Nowadays, companies must continuously adapt to changing conditions with regard to their supply chain management. However, a lack of available real-time data and responsive planning systems makes this adaptation difficult. The Internet of Things (IoT) offers as lot of optimization potential, particularly through the use of digital twins. While digital twins are counted among the Gartner technology trends in 2019, the basic concept is far from new. Michael Grieves first wrote about it in 2002, at the University of Michigan. The central goal of using digital twins today is to accurately predict and prevent problems before they occur and to plan for the future efficiently.
What is a digital twin anyway?
As the name suggests, a digital twin is a virtual image/software representation of a real product, process, asset or service. For example, a digital visualization of an organ used to simulate an upcoming operation. A digital copy can be used for monitoring and control, as well as for planning and forecasting the outcomes of various scenarios. This makes it possible to understand, predict and optimize performance.
For the digital twin to be truly a twin, all available information/data must be linked one-to-one. In some cases, individual digital twins are connected to each other in order to reproduce and optimize twins of an entire construct.
What are the advantages?
With the help of digital twin technology, companies are not only able to understand their products or processes better, but also to adapt and optimize them according to the associated customer needs. The technology also enables companies to access new business areas and drive innovation forward. For example, the brazil-based tractor manufacturer Stara uses digital twins of their tractors to modernize farming. Using the available data, it launched a profitable new service that provides farmers with real-time insight detailing the optimal conditions for planting crops and improving farm yield.
Real-time data transmission not only reduces the risk of failure, but also minimizes maintenance costs. In combination with intelligent algorithms, digital twins detect faults and impending maintenance work in advance. Through continuous monitoring and real-time planning companies can assess all their decision-making possibilities and avoid imminent disruptions in the supply chain.
In general, this can reduce operating costs and extend the lifespan of equipment and facilities. Equipment that lasts longer automatically reduces investment costs in new machinery. For instance, a fleet manager can use multiple digital twins to monitor the location of hundreds of trucks and their current mechanical fitness, speed or fuel consumption and, if possible, intervene promptly. Situational awareness and reaction speed are significantly improved.
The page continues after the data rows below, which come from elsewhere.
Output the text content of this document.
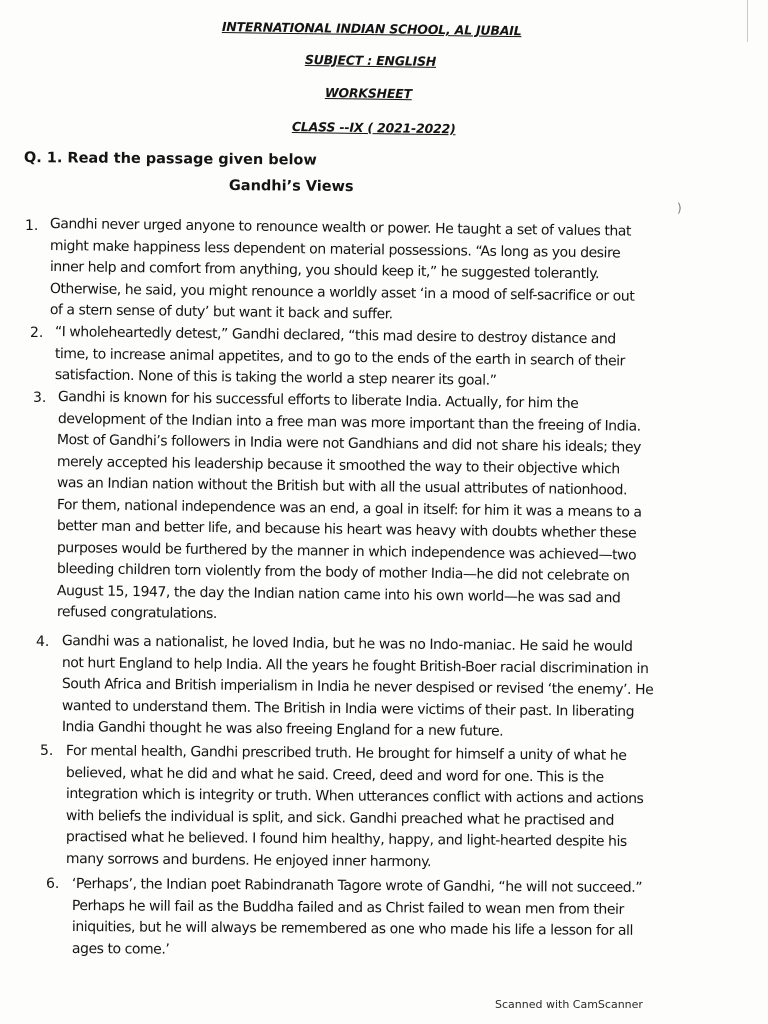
INTERNATIONAL INDIAN SCHOOL, AL JUBAIL
SUBJECT : ENGLISH
WORKSHEET
CLASS --IX ( 2021-2022)
Q. 1. Read the passage given below
Gandhi’s Views
)
1. Gandhi never urged anyone to renounce wealth or power. He taught a set of values that
might make happiness less dependent on material possessions. “As long as you desire
inner help and comfort from anything, you should keep it,” he suggested tolerantly.
Otherwise, he said, you might renounce a worldly asset ‘in a mood of self-sacrifice or out
of a stern sense of duty’ but want it back and suffer.
2. “I wholeheartedly detest,” Gandhi declared, “this mad desire to destroy distance and
time, to increase animal appetites, and to go to the ends of the earth in search of their
satisfaction. None of this is taking the world a step nearer its goal.”
3. Gandhi is known for his successful efforts to liberate India. Actually, for him the
development of the Indian into a free man was more important than the freeing of India.
Most of Gandhi’s followers in India were not Gandhians and did not share his ideals; they
merely accepted his leadership because it smoothed the way to their objective which
was an Indian nation without the British but with all the usual attributes of nationhood.
For them, national independence was an end, a goal in itself: for him it was a means to a
better man and better life, and because his heart was heavy with doubts whether these
purposes would be furthered by the manner in which independence was achieved—two
bleeding children torn violently from the body of mother India—he did not celebrate on
August 15, 1947, the day the Indian nation came into his own world—he was sad and
refused congratulations.
4. Gandhi was a nationalist, he loved India, but he was no Indo-maniac. He said he would
not hurt England to help India. All the years he fought British-Boer racial discrimination in
South Africa and British imperialism in India he never despised or revised ‘the enemy’. He
wanted to understand them. The British in India were victims of their past. In liberating
India Gandhi thought he was also freeing England for a new future.
5. For mental health, Gandhi prescribed truth. He brought for himself a unity of what he
believed, what he did and what he said. Creed, deed and word for one. This is the
integration which is integrity or truth. When utterances conflict with actions and actions
with beliefs the individual is split, and sick. Gandhi preached what he practised and
practised what he believed. I found him healthy, happy, and light-hearted despite his
many sorrows and burdens. He enjoyed inner harmony.
6. ‘Perhaps’, the Indian poet Rabindranath Tagore wrote of Gandhi, “he will not succeed.”
Perhaps he will fail as the Buddha failed and as Christ failed to wean men from their
iniquities, but he will always be remembered as one who made his life a lesson for all
ages to come.’
Scanned with CamScanner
How do digital twins work and where can they be used?
Digital twins act as a bridge between the physical and digital world. With the help of intelligent sensors integrated into physical elements, all necessary data can be captured and transmitted. In conjunction with relevant business data, this data is then analyzed and, in the best case scenario, can uncover opportunities that may otherwise have gone undetected.
NASA has been using digital twins for many years. This is mainly because the systems it needs to monitor are located at an unattainable distance. The rescue operation of Apollo 13 or the Mars Rover Curiosity mission are famous examples for the use and associated benefits of digital twins.
John Vickers, NASA’s leading manufacturing expert and manager of the NASA National Center for Advanced Manufacturing, describes NASA’S vision to be able to create, test and build their equipment in a virtual world in the future.
Installing IoT sensors can not only help the company itself, but also increase the efficiency of its supply chain partners and prevent possible disruptions. But where can digital twins be used in practice? Practically everywhere: You can recognize existing customer requirements, simulate the effects of corresponding trends and thus obtain a comprehensive view of the broad spectrum of customers. In production, current state analyses can be carried out, adjustments can be made if necessary and untapped potential can be identified. In logistics, digital twins can be used to optimize stocks and to track and monitor them through geolocation. Digital twins enable companies to meet their supply chain partners’ requirements to the best of their abilities .
What does the future look like?
Forbes describes the current state of digital twin technology as the threshold to a digital explosion in which significantly more companies will develop and introduce their own digital twins in the future based on success stories of others. The number of digital representatives of physical objects is estimated to be in the billions, which simultaneously opens up the opportunity for cooperation between product experts and data scientists. Gartner predicts that by 2021, half of the major industrial companies will be using digital twins, resulting in an average efficiency increase of 10%.
In addition, experts predict that future developments will be much more likely to involve the combination of individual twins than at present. The fact that the use of digital twins can open up new business fields and models arouses curiosity about the unknown potential of innovative solutions in the future.